Ahora, ya me ves, Zabulón: aquí estoy, más cerca del Mesías que ningún otro animal. Algunos dicen que el Señor me puso en el Portal para calentar al Niño con mi aliento. No es así: a Jesús le basta con el calor del regazo de María. Yo soy sólo el trono del Rey y el primer juguete de un recién nacido, que ya ha apren­dido a tirarme de las orejas. Me ha dicho el Ángel que debo estar preparado, porque nos espera un largo viaje. Iremos a Egipto. Siempre he querido conocer las pirámides. 


Zabulón había escuchado toda la historia sin pestañear. 

El bueno de Moreno apoyó su pesada cabe­zota en el borde del pesebre y miraba al Niño casi con ternura.

—¡Que suerte tienes, borrico! —le dijo el pastor

 —Es verdad; pero tengo un complejo, Zabulón. Como ves, no soy gran cosa, y es posible que lo que pido a Yavé sea excesivo para un burro… Verás: cuan­do nació Jesús, hubo por aquí una gran concentración de ángeles. Llegaban de todos los puntos del firma­mento. Había ángeles azules como el cielo; otros eran blancos como la luna o resplandecientes corno las es­trellas. Y, aunque eran millones, todos cabían en la gruta y pudieron ver al recién nacido.

De pronto un serafín tomó una batuta plateada, acalló los murmu­llos y comenzó a dirigir el coro. Fue maravilloso. Has­ta las aves guardaron silencio para escuchar el villan­cico. Yo entonces pensé que también debía intervenir: al fin y al cabo —me dije— juego un papel importante en esta historia. Así que abrí la boca, e intenté la se­gunda voz… ¡Qué horror! Algunos ángeles escaparon volando corno aves asustadas. Rafael me miró con una cara que ni te cuento; Jesús se despertó con una llorera espantosa, y yo me puse todo lo colorado que es posible para un borrico. Desde entonces ya casi ni me atrevo a respirar… 

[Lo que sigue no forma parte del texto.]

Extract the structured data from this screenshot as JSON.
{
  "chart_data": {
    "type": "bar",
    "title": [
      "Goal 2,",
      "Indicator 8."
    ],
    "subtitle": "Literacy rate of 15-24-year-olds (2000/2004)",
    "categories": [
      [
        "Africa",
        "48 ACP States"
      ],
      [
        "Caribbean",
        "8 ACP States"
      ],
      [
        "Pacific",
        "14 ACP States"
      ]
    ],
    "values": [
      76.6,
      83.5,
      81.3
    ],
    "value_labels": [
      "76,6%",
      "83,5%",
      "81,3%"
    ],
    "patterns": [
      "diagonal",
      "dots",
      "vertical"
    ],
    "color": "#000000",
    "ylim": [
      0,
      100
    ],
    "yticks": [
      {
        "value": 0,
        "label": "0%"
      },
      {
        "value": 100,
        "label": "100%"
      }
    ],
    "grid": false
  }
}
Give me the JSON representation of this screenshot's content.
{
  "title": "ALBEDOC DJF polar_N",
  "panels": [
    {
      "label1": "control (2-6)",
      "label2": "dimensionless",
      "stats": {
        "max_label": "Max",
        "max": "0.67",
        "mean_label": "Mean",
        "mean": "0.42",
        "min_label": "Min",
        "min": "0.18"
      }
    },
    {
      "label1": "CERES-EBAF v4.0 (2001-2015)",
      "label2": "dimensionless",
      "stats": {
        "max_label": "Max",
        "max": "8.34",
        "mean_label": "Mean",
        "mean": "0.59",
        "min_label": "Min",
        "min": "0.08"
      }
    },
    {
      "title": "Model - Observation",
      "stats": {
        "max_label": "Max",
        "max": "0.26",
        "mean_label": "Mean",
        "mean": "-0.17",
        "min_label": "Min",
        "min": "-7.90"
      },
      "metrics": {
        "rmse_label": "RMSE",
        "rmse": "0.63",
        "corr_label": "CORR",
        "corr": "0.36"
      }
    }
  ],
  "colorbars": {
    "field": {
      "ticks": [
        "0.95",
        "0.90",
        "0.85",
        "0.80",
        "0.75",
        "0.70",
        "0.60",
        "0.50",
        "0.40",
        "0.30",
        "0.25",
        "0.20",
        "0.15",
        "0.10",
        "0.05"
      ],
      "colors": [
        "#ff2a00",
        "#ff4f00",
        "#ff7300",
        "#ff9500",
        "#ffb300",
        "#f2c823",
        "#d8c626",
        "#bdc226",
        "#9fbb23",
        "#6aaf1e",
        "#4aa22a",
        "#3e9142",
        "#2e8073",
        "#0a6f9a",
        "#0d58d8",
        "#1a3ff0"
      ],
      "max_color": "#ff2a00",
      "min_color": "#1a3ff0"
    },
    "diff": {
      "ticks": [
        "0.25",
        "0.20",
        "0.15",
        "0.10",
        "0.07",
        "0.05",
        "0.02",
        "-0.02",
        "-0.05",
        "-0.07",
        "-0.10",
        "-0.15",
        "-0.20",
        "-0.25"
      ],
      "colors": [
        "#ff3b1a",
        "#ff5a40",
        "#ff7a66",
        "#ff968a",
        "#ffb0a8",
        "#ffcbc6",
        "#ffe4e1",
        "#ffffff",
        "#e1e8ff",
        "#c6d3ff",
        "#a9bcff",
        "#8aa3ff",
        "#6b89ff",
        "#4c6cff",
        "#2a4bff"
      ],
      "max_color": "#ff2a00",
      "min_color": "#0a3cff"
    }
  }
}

Escucha, Zabulón, tú que eres amigo de Jesús y de María, ¿no les pedirlas una gracia para mí?

Zabulón asintió con una sonrisa.

—Diles que quiero aprender a cantar…, no como un ángel, por supuesto. Bastaría con que me diesen un poco de oído (orejas no me faltan) y una voz algo más afinada para que no se asuste el Niño.

ENRIQUE MONASTERIO, EL BELÉN QUE PUSO DIOS.